Budget Battle Opening Salvo Still Stalled
House GOP not focused on endgame as much as negotiating marker
House Republicans have spent a month arguing over key pieces of a budget resolution that faces little chance of passage in the Senate. But they are focused less on the endgame than staking out their own position.
House members frequently view legislation they have passed as a marker for their position heading into bicameral negotiations.
“We have to do our job here. I’ve always believed that. … Each body does their work,” House Budget Chairwoman Diane Black said when asked recently if the House and Senate were on the same page regarding a budget resolution and using the reconciliation process to cut mandatory spending.
The utility of setting a marker has been slightly undermined by the House’s struggles to agree on such an opening negotiating position.
Black has been working with authorizing committee chairmen to identify ways to cut around $200 billion in mandatory spending so she can include reconciliation instructions in the budget asking those committees to reach that deficit reduction target. But the Tennessee Republican is facing resistance from conservatives pushing for more than $200 billion in cuts and moderates who believe the mandatory savings target could complicate the effort to rewrite the tax code through reconciliation.
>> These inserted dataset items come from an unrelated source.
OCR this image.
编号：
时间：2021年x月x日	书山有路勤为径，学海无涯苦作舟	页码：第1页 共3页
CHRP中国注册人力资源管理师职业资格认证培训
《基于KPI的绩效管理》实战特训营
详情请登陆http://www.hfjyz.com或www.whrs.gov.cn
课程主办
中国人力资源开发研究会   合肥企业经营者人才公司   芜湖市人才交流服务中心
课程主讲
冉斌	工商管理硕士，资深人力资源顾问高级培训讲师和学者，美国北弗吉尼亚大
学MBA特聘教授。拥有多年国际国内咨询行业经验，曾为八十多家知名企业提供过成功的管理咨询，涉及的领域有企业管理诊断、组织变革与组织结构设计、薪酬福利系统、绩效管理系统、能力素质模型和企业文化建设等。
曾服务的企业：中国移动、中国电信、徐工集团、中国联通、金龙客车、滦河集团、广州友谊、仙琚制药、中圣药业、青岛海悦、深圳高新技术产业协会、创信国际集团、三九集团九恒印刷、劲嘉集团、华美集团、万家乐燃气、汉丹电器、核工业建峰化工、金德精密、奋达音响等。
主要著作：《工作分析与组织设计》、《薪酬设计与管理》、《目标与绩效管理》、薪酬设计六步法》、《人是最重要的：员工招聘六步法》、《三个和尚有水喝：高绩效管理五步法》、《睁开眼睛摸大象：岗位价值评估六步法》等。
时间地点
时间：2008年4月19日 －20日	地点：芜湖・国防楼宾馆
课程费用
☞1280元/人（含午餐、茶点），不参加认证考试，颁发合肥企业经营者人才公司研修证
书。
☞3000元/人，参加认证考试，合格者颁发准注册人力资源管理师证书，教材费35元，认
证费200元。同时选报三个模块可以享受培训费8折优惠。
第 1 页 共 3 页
Selling the mandatory savings target appears to be the last major hurdle to House Republicans moving forward on a budget. The Budget Committee had initially planned on marking up a resolution this week but will hold off until next week.
House Republicans have generally agreed to topline spending numbers of $621.5 billion for defense and $511 for nondefense discretionary, but the acceptance of those numbers remains tied to the mandatory savings cuts.
Senate needs to agree
Both decisions will ultimately require agreements with the Senate. The sequester caps of $549 billion for defense and $516 for nondefense discretionary spending cannot be raised without a statutory change to the Budget Control Act, which would require Democratic votes in the Senate.
And Senate Republicans will need to adopt a budget resolution with reconciliation instructions for mandatory savings and a tax overhaul and reconcile it with the House plan to create a legislative process for those priorities to move forward.
Black said she has weekly conversations with Senate Budget Chairman Michael B. Enzi but declined to characterize them. She would not say whether the Senate was interested in pursuing mandatory savings cuts through reconciliation, but she said the House and Senate can resolve any differences in their budget resolutions in conference committee.
Enzi said Monday he wouldn’t discuss details of his budget until he was ready to present one.
“Everything is possible until then,” the Wyoming Republican said.
While there isn’t a lot of time on the calendar for the chambers to pass different budget resolutions and go to conference, Black said Congress can move quickly when needed.
“We can always make the time. There’s an opportunity there that if we don’t get our work done, we can stay during those times when we … originally were supposed to not be here,” she added, seemingly referring to the August recess.
The need for Senate cooperation does have some GOP members worried about the House strategy to just focus on what they want and ignore the dynamics of the other chamber.
“That is a concern that I have,” New York Rep. Tom Reed said. “And I would hope all members are looking three steps ahead.”
Bicameral negotiations?
Reed, a member of the moderate Tuesday Group and co-chairman of the bipartisan Problem Solvers Caucus, said his preference is that the House and Senate negotiate topline spending numbers and the reconciliation instructions before passing separate budget resolutions.
“I’m probably in the minority position on this judgement call,” he said.
Reed’s position is shared by some other moderate Republicans, such as Tuesday Group Co-Chairman Charlie Dent of Pennsylvania, as well as most appropriators. But generally speaking, they are in the minority. GOP leaders in both chambers have made no apparent overtures toward negotiating a bipartisan budget deal.
“We have all these battles internally … as opposed to real battles because ultimately, we’re going to have to have an agreement with the Senate,” said Florida Rep. Mario Diaz-Balart, an appropriator and Tuesday Group member.
Rep. Chris Collins, R-N.Y., said some House members are concerned about what the Senate will or won’t do in regard to a budget but that he does not believe the House should be prenegotiating with their colleagues across the Capitol.
“No. If we did that, we’d never get anything done,” Collins said. “I think we have a job to do, and I think the speaker’s said it: We do our job, then they have their job to do, then there’s a process for bringing it all together.”
Rep. Bill Flores, R-Texas, agreed: “We’ve got to lay a marker down. We’re still the House. We still have a seat at the table. We need to lay down what our position is.”
But for other members, the marker approach just raises false expectations, setting up members and their constituents for disappointment in the endgame.
“What I hate doing over here … to members like myself and to me personally, is you vote for something, it goes to the Senate and it comes back and it’s drastically different than what you voted on,” Reed said. “And you’re on the record and it looks like you’re either caving or you’re flip-flopping on issues.”